El 18 de Junio de 1815

 El Papa Pío VII (Gregorio Luigi Barnaba Chiaramonti), bendijo y consagró en París el 2 de diciembre de 1804 el alba del Imperio con la coronación de Napoleón en majestad de Emperador. Con la misma devoción cristiana bendijo la caída del mismo Imperio en Junio de 1815.

 Cambronne, inventando por derrota o catástrofe el término “Waterloo”, no vivió para enterarse que con su grito anunció –sin querer o sin imaginárselo- el derrumbe de todo un sistema europeo. Había mucho llovido el día anterior y el genio de Napoleón no tenía entre sus cálculos –para ese momento- lo que el prolongado llanto de las nubes afectaría las realidades de clima, terreno y estado de ánimo de las tropas del Imperio. El Emperador nunca fue historiador, aunque llegase a sus conclusiones políticas partiendo de premisas sociológicas, sino simplemente un fundamental protagonista de la historia ganándose un privilegiado lugar como genio de la guerra. Por eso, esas realidades que se dedican andar bajo la protección de los secretos, cuando explotan se convierten en una sorpresa imposible de controlar en su marcha desaforada para huir de un destino que ya resulta insoportable. Una batalla no es cosa de hechicero ni tampoco de los que desatienden todos lo pronósticos. Napoleón, además, fue víctima del engaño de su guía, y éste –siendo siempre el menos relevante en el ardor de un combate- no pocas veces es el constructor de las tácticas perfectas que conducen a la conquista de la victoria o de las imperfectas que llevan a la derrota.
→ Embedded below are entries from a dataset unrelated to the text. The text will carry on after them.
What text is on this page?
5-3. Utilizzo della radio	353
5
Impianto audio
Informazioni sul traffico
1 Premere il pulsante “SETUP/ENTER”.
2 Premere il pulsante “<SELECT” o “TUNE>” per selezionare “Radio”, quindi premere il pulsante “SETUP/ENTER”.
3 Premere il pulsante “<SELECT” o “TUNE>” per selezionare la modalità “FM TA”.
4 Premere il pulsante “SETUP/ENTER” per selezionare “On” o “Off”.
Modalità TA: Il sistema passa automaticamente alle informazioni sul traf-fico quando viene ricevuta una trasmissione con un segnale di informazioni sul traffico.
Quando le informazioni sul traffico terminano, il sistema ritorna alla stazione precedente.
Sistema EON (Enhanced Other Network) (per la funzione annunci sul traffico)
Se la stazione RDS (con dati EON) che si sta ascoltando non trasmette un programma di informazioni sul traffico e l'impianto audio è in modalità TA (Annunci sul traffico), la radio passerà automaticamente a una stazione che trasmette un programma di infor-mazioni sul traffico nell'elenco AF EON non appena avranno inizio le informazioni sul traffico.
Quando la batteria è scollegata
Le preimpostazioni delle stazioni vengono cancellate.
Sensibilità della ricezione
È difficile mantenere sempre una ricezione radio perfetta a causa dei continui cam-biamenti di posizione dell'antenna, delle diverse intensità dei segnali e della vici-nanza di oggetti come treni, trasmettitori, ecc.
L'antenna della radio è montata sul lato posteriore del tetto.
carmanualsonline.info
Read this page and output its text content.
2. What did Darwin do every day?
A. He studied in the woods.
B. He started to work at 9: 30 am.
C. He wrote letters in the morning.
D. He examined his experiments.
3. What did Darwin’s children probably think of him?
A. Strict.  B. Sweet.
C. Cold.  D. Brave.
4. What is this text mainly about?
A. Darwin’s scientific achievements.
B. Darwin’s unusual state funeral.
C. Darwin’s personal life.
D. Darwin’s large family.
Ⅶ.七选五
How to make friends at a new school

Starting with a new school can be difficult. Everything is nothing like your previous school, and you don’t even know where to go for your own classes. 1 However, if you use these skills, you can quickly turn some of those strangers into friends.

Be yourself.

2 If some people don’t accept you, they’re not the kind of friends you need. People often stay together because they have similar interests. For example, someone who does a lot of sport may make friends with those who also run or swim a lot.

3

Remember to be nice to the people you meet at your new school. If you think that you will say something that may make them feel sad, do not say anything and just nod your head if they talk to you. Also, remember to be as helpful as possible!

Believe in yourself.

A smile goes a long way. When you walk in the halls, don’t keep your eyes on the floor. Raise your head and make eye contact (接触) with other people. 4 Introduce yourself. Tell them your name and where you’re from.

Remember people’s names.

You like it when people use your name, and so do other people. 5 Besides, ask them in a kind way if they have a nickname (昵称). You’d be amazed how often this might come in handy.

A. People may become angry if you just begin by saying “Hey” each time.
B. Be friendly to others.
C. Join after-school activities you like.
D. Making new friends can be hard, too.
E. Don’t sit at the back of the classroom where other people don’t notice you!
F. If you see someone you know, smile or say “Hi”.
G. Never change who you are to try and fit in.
 Víctor Hugo  dice que “La batalla de Waterloo es un enigma; tan oscuro para los que la ganaron, como para el que la perdió…”  Si Europa perdió, algo debió ganar el mundo; si Francia perdió, algo debió ganar Europa; si París perdió, algo debieron ganar Roma, el Vaticano, Londres y otras pocas grandes e importantes ciudades europeas a costilla de Francia. A lo mejor, hasta ahora, sigue siendo un enigma que ya poco importa descifrar pero 33 años después (1848) comenzó hacer su recorrido –como un fantasma- el “Manifiesto Comunista” bajo el ardoroso fuego de la lucha de clases, deslindando para siempre el sueño hecho realidad para el aprovechamiento burgués de la explotación y la opresión del hombre por el hombre y el sueño de un nuevo devenir o mundo preñado en la entraña del proletariado.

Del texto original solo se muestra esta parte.